The Bay Area scene had already evolved away from that sort of confrontational poetics long before I moved east, but simply because of the critical mass one finds in the Bay Area, it’s something that can erupt there almost at any time. In ten years here, I haven’t seen the same willingness on the part of younger poets to goad one another toward sharper self-definition, even tho I think that the underlying supportiveness for it, an absolute pre-requisite, exists in the scene.
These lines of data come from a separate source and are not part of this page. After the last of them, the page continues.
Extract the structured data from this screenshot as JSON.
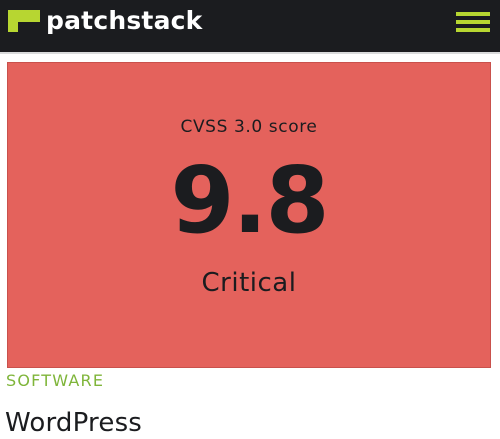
{
  "header": {
    "brand": "patchstack",
    "logo_icon": "patchstack-logo-icon",
    "menu_icon": "hamburger-menu-icon",
    "accent_color": "#b7d631"
  },
  "score_card": {
    "label": "CVSS 3.0 score",
    "value": "9.8",
    "severity": "Critical",
    "background_color": "#e4625c"
  },
  "software": {
    "section_label": "SOFTWARE",
    "name": "WordPress",
    "label_color": "#7fb53a"
  }
}
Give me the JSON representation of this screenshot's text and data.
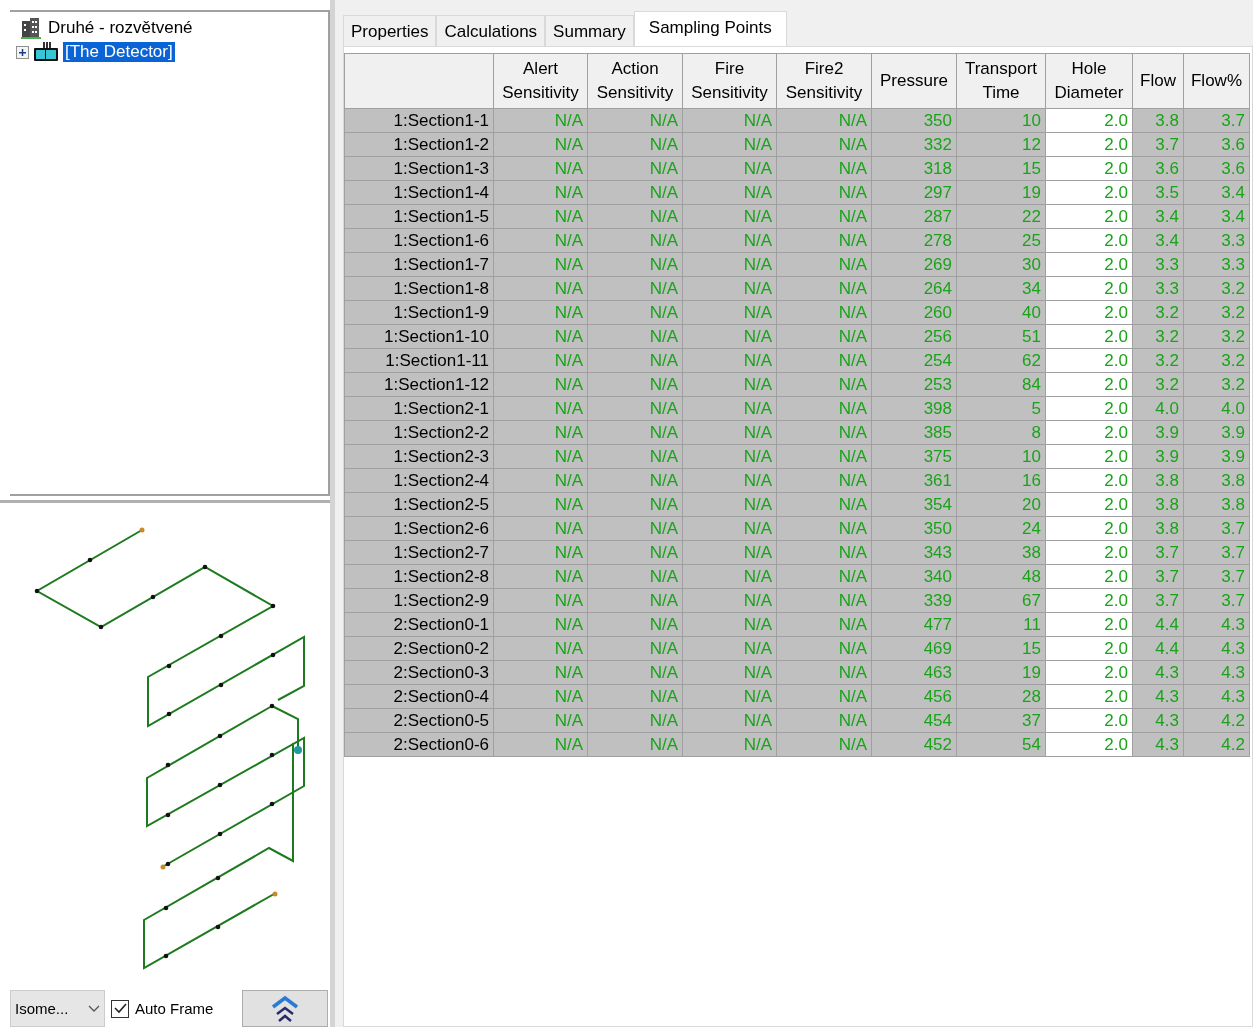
{
  "tree": [
    {
      "label": "Druhé - rozvětvené",
      "kind": "building",
      "selected": false,
      "children": [
        {
          "label": "[The Detector]",
          "kind": "detector",
          "selected": true,
          "expanded": false
        }
      ]
    }
  ],
  "view_controls": {
    "view_select": {
      "value": "Isome..."
    },
    "auto_frame": {
      "label": "Auto Frame",
      "checked": true
    }
  },
  "tabs": [
    {
      "label": "Properties",
      "selected": false
    },
    {
      "label": "Calculations",
      "selected": false
    },
    {
      "label": "Summary",
      "selected": false
    },
    {
      "label": "Sampling Points",
      "selected": true
    }
  ],
  "table": {
    "columns": [
      {
        "editable": false
      },
      {
        "label": "Alert Sensitivity",
        "editable": false
      },
      {
        "label": "Action Sensitivity",
        "editable": false
      },
      {
        "label": "Fire Sensitivity",
        "editable": false
      },
      {
        "label": "Fire2 Sensitivity",
        "editable": false
      },
      {
        "label": "Pressure",
        "editable": false
      },
      {
        "label": "Transport Time",
        "editable": false
      },
      {
        "label": "Hole Diameter",
        "editable": true
      },
      {
        "label": "Flow",
        "editable": false
      },
      {
        "label": "Flow%",
        "editable": false
      }
    ],
    "rows": [
      [
        "1:Section1-1",
        "N/A",
        "N/A",
        "N/A",
        "N/A",
        "350",
        "10",
        "2.0",
        "3.8",
        "3.7"
      ],
      [
        "1:Section1-2",
        "N/A",
        "N/A",
        "N/A",
        "N/A",
        "332",
        "12",
        "2.0",
        "3.7",
        "3.6"
      ],
      [
        "1:Section1-3",
        "N/A",
        "N/A",
        "N/A",
        "N/A",
        "318",
        "15",
        "2.0",
        "3.6",
        "3.6"
      ],
      [
        "1:Section1-4",
        "N/A",
        "N/A",
        "N/A",
        "N/A",
        "297",
        "19",
        "2.0",
        "3.5",
        "3.4"
      ],
      [
        "1:Section1-5",
        "N/A",
        "N/A",
        "N/A",
        "N/A",
        "287",
        "22",
        "2.0",
        "3.4",
        "3.4"
      ],
      [
        "1:Section1-6",
        "N/A",
        "N/A",
        "N/A",
        "N/A",
        "278",
        "25",
        "2.0",
        "3.4",
        "3.3"
      ],
      [
        "1:Section1-7",
        "N/A",
        "N/A",
        "N/A",
        "N/A",
        "269",
        "30",
        "2.0",
        "3.3",
        "3.3"
      ],
      [
        "1:Section1-8",
        "N/A",
        "N/A",
        "N/A",
        "N/A",
        "264",
        "34",
        "2.0",
        "3.3",
        "3.2"
      ],
      [
        "1:Section1-9",
        "N/A",
        "N/A",
        "N/A",
        "N/A",
        "260",
        "40",
        "2.0",
        "3.2",
        "3.2"
      ],
      [
        "1:Section1-10",
        "N/A",
        "N/A",
        "N/A",
        "N/A",
        "256",
        "51",
        "2.0",
        "3.2",
        "3.2"
      ],
      [
        "1:Section1-11",
        "N/A",
        "N/A",
        "N/A",
        "N/A",
        "254",
        "62",
        "2.0",
        "3.2",
        "3.2"
      ],
      [
        "1:Section1-12",
        "N/A",
        "N/A",
        "N/A",
        "N/A",
        "253",
        "84",
        "2.0",
        "3.2",
        "3.2"
      ],
      [
        "1:Section2-1",
        "N/A",
        "N/A",
        "N/A",
        "N/A",
        "398",
        "5",
        "2.0",
        "4.0",
        "4.0"
      ],
      [
        "1:Section2-2",
        "N/A",
        "N/A",
        "N/A",
        "N/A",
        "385",
        "8",
        "2.0",
        "3.9",
        "3.9"
      ],
      [
        "1:Section2-3",
        "N/A",
        "N/A",
        "N/A",
        "N/A",
        "375",
        "10",
        "2.0",
        "3.9",
        "3.9"
      ],
      [
        "1:Section2-4",
        "N/A",
        "N/A",
        "N/A",
        "N/A",
        "361",
        "16",
        "2.0",
        "3.8",
        "3.8"
      ],
      [
        "1:Section2-5",
        "N/A",
        "N/A",
        "N/A",
        "N/A",
        "354",
        "20",
        "2.0",
        "3.8",
        "3.8"
      ],
      [
        "1:Section2-6",
        "N/A",
        "N/A",
        "N/A",
        "N/A",
        "350",
        "24",
        "2.0",
        "3.8",
        "3.7"
      ],
      [
        "1:Section2-7",
        "N/A",
        "N/A",
        "N/A",
        "N/A",
        "343",
        "38",
        "2.0",
        "3.7",
        "3.7"
      ],
      [
        "1:Section2-8",
        "N/A",
        "N/A",
        "N/A",
        "N/A",
        "340",
        "48",
        "2.0",
        "3.7",
        "3.7"
      ],
      [
        "1:Section2-9",
        "N/A",
        "N/A",
        "N/A",
        "N/A",
        "339",
        "67",
        "2.0",
        "3.7",
        "3.7"
      ],
      [
        "2:Section0-1",
        "N/A",
        "N/A",
        "N/A",
        "N/A",
        "477",
        "11",
        "2.0",
        "4.4",
        "4.3"
      ],
      [
        "2:Section0-2",
        "N/A",
        "N/A",
        "N/A",
        "N/A",
        "469",
        "15",
        "2.0",
        "4.4",
        "4.3"
      ],
      [
        "2:Section0-3",
        "N/A",
        "N/A",
        "N/A",
        "N/A",
        "463",
        "19",
        "2.0",
        "4.3",
        "4.3"
      ],
      [
        "2:Section0-4",
        "N/A",
        "N/A",
        "N/A",
        "N/A",
        "456",
        "28",
        "2.0",
        "4.3",
        "4.3"
      ],
      [
        "2:Section0-5",
        "N/A",
        "N/A",
        "N/A",
        "N/A",
        "454",
        "37",
        "2.0",
        "4.3",
        "4.2"
      ],
      [
        "2:Section0-6",
        "N/A",
        "N/A",
        "N/A",
        "N/A",
        "452",
        "54",
        "2.0",
        "4.3",
        "4.2"
      ]
    ]
  }
}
I think that must be why I value Linh Dinh so much – of all the poets associated with Philadelphia, he’s the person most willing to ask an impossible question after a reading or talk – and it’s the impossible questions that make better poets of us all.

 

¹ Why, for example, Alan Sondheim uses listservs rather than a blog for distribution of his texts, is beyond me, unless it is because it is harder for readers to opt out of seeing them on a list. It still doesn’t mean that they get read, but it has reduced at least one list, ImitationPoetics, to a kind of Sondheim-driven silence.

² Black Mountain College in the 1950s wasn’t the same sort of thing at all, since – with the notable exception of Jonathan Williams – it involved no local participation whatsoever. It could have happened wherever those displaced northeasterners elected to gather & could just as easily been the Ojai or Bisbee or Clovis or Marfa or Woodstock or Berkshire scene as it was that of Ashville, NC.